Josie now recalled seeing Madge at the party, not as a guest but as a manager of the serving staff. In the short time remaining before her departure they talked about catering and how the logistics of planning a big party were similar to and different from running a successful airline. Josie invited Madge to "try air travel out," and a date was set two days hence. Madge flew with Josie to Tampa in the morning and then caught the returning flight back in the afternoon.
On Sunday they picnicked in Orange Park and Josie remarked that they were crossing 'Kingsley Avenue.'
"Zephaniah Kingsley was my great, great, grandfather," Madge said.
"Oh," said Josie, wondering what else to say. Being from 'up north,' she had read about "the peculiar institution of slavery." She remembered reading the diary of Mary Chestnut in school.
"Like the patriarchs of old, our men live all in one house with their wives and their concubines, and the mulattos one sees in every family exactly resemble the white children and every lady tells you who is the father of all the mulatto children in everybody's household, but those in her own."
"Let's take a drive," Madge said after they had finished eating."
They drove to a splendid hotel at the foot of Kingsley Avenue.

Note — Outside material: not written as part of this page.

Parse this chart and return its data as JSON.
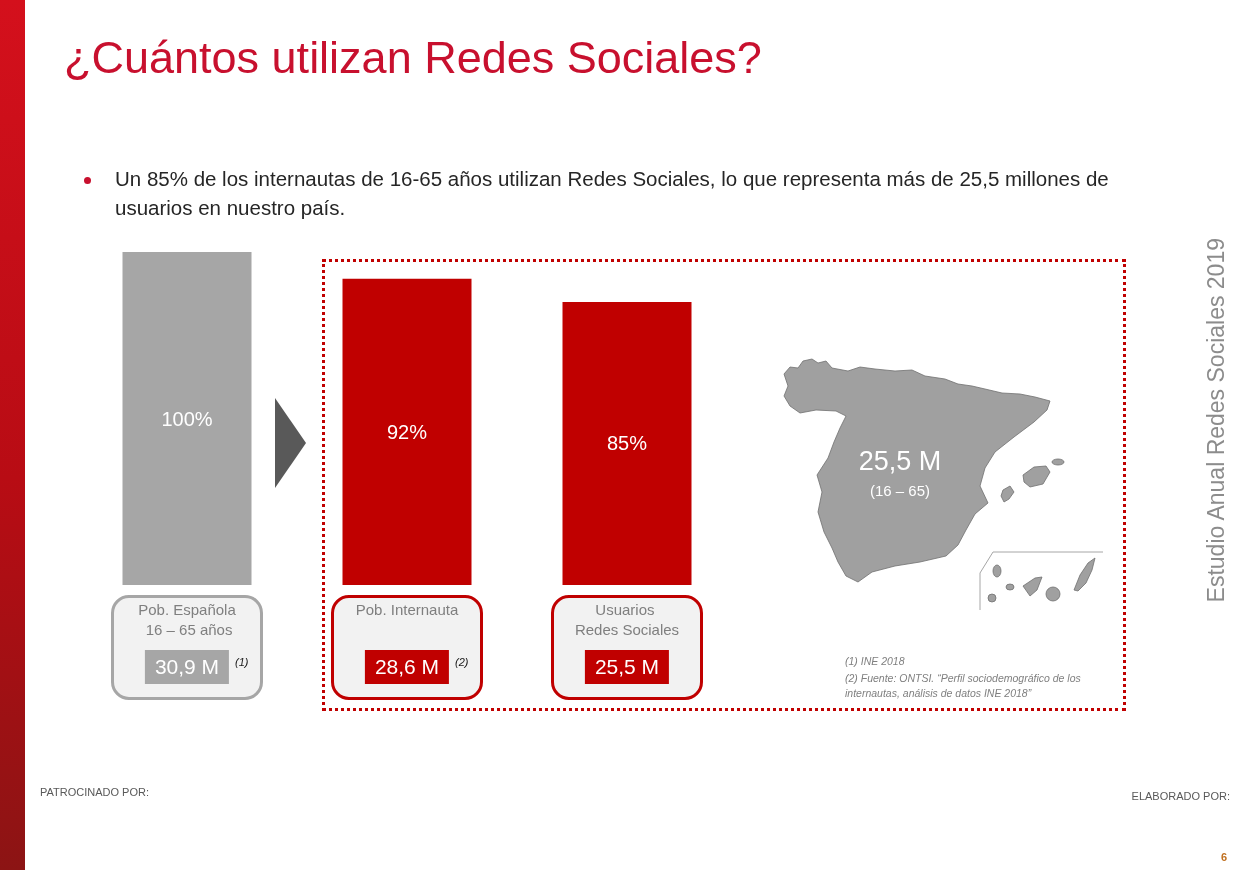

"Four generations ago, just before the turn of the last century, my great-great-grandfather Zephaniah, a white Quaker planter originally from South Carolina came to Orange Park, it was called bosque de laurel then, as an Empresario. He purchased my namesake at an auction in Cuba. Back then, Florida was a part of Spain, and Havana was the capital. He was obviously interested in her sexually, but he didn't just buy her and rape her, well at least not any more than any other man didn't just marry a gal back then and take her home and rape her. She was of the Wolof tribe in Senegal.
"I know all of this because he preserved the history and taught his children to pass it down. Zephaniah married her in a Wolof ceremony in Havana before he brought her to Florida. He built a big house exactly where that hotel sits now, and he named it 'Ma'am Anna's House,' she ran it and the plantation. He freed her on her 18th birthday, and although he was a polygamist and he took other women, other enslaved black women as concubines, she was always first to him.
"Although he had three others, she was the only one he married. He was white but he respected her traditions, it was a Wolof ceremony not a Spanish one. He held slaves, but he freed his concubines and his nine mixed-race children. He educated his slaves and did not meddle in their personal affairs, that is something that bosses don't even refrain from today. He let them have side businesses, save and buy their own freedom. After the United States took Florida, he had to flee to Haiti because of his writings promoting the genetic mixing of races as a way to make all of humankind better. It was all a really, really complicated situation."
"So is that what happened here?" Josie asked, "Did he leave in 1819?"
"No," said Madge, "It's more complicated than that."